Facebook Permissions Requested by this Application

This Application may request some Facebook permissions allowing it to perform actions with the User’s Facebook account and to collect information, including Personal Data, from it. This service allows this Application to connect with the User’s account on the Facebook social network, provided by Facebook Inc. For more information on the following permissions, refer to the documentation on Facebook permissions and Facebook’s privacy policy.

The requested permissions are as follows:

Basic Information

Basic information of the User registered on Facebook, including the following Data: id, name, picture, gender, locale, and, in some cases, Facebook “Friends.” If the User has made additional Data publicly available, it will be available.

Email

Provides access to the User’s primary email address.

Page Management

Allows the application to retrieve access_tokens for Pages and Applications that the user administers.

Insights

Provides access to Insight data for pages, applications, and domains that the user owns.

User Rights

Users may exercise certain rights regarding their Data processed by the Controller. In particular, Users have the right to:

Withdraw their consent at any time.
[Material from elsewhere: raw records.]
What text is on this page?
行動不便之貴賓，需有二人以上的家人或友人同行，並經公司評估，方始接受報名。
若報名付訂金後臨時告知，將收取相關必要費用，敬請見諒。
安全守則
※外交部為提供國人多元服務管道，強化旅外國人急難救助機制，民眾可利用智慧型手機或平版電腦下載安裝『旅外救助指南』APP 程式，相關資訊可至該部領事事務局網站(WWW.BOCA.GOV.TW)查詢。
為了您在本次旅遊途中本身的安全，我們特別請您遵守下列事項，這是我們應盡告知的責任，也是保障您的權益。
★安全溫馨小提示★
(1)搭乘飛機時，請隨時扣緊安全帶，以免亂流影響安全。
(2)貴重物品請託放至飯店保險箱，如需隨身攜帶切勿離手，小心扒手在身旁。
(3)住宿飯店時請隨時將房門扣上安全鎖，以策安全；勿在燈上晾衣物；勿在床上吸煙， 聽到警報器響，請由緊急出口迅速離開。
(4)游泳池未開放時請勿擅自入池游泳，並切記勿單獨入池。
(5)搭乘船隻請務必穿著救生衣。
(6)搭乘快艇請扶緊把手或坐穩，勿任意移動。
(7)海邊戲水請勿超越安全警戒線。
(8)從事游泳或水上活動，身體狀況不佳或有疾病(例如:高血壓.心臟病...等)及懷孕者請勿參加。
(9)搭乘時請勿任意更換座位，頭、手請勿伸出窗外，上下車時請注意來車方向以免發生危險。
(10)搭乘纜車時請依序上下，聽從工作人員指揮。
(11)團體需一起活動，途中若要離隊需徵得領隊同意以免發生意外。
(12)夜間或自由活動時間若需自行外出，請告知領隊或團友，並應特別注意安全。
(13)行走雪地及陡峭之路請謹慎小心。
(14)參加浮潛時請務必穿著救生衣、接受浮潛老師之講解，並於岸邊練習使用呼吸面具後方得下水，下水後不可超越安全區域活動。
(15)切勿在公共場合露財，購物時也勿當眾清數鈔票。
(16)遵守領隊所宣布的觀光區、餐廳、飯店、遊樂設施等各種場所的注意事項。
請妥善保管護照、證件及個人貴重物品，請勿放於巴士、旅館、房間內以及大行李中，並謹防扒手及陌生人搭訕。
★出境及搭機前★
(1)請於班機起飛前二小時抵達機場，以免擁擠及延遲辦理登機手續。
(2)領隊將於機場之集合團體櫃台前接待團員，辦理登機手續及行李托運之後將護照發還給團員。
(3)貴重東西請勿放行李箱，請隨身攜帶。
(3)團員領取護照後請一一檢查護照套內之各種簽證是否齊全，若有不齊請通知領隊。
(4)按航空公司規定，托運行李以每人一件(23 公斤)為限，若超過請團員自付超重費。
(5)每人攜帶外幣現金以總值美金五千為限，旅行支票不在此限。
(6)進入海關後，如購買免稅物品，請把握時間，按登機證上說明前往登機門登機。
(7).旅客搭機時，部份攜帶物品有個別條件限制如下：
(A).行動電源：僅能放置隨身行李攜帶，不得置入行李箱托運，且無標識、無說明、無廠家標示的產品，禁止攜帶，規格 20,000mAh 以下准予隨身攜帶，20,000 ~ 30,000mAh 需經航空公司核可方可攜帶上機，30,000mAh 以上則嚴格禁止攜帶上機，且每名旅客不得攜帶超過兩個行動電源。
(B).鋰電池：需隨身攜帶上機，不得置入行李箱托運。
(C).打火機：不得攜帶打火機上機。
Users have the right to withdraw consent where they have previously given their consent to the processing of their Personal Data.
Object to the processing of their Data. Users have the right to object to the processing of their Data if the processing is carried out on a legal basis other than consent. Further details are provided in the relevant section below.
Access their Data. Users have the right to learn if Data is being processed by the Controller, obtain disclosure regarding certain aspects of the processing, and obtain a copy of the Data being processed.
Verify and seek rectification. Users have the right to verify the accuracy of their Data and request that it be updated or corrected.
Restrict the processing of their Data. Users have the right, under certain circumstances, to restrict the processing of their Data. In this case, the Controller will not process their Data for any purpose other than storing it.
Have their Personal Data deleted or otherwise removed. Users have the right, under certain circumstances, to obtain the erasure of their Data from the Controller.
Receive their Data and have it transferred to another controller. Users have the right to receive their Data in a structured, commonly used, and machine-readable format and, if technically feasible, to have it transmitted to another controller without any hindrance. This provision is applicable provided that the Data is processed by automated means and that the processing is based on the User’s consent, on a contract of which the User is part, or on pre-contractual obligations thereof.
Lodge a complaint. Users have the right to bring a claim before their competent data protection authority or before a court.

Details about the Right to Object

When Personal Data is processed in the public interest, in the exercise of official authority vested in the Controller, or for the purposes of the legitimate interests pursued by the Controller, Users may object to such processing by providing a ground related to their particular situation to justify the objection.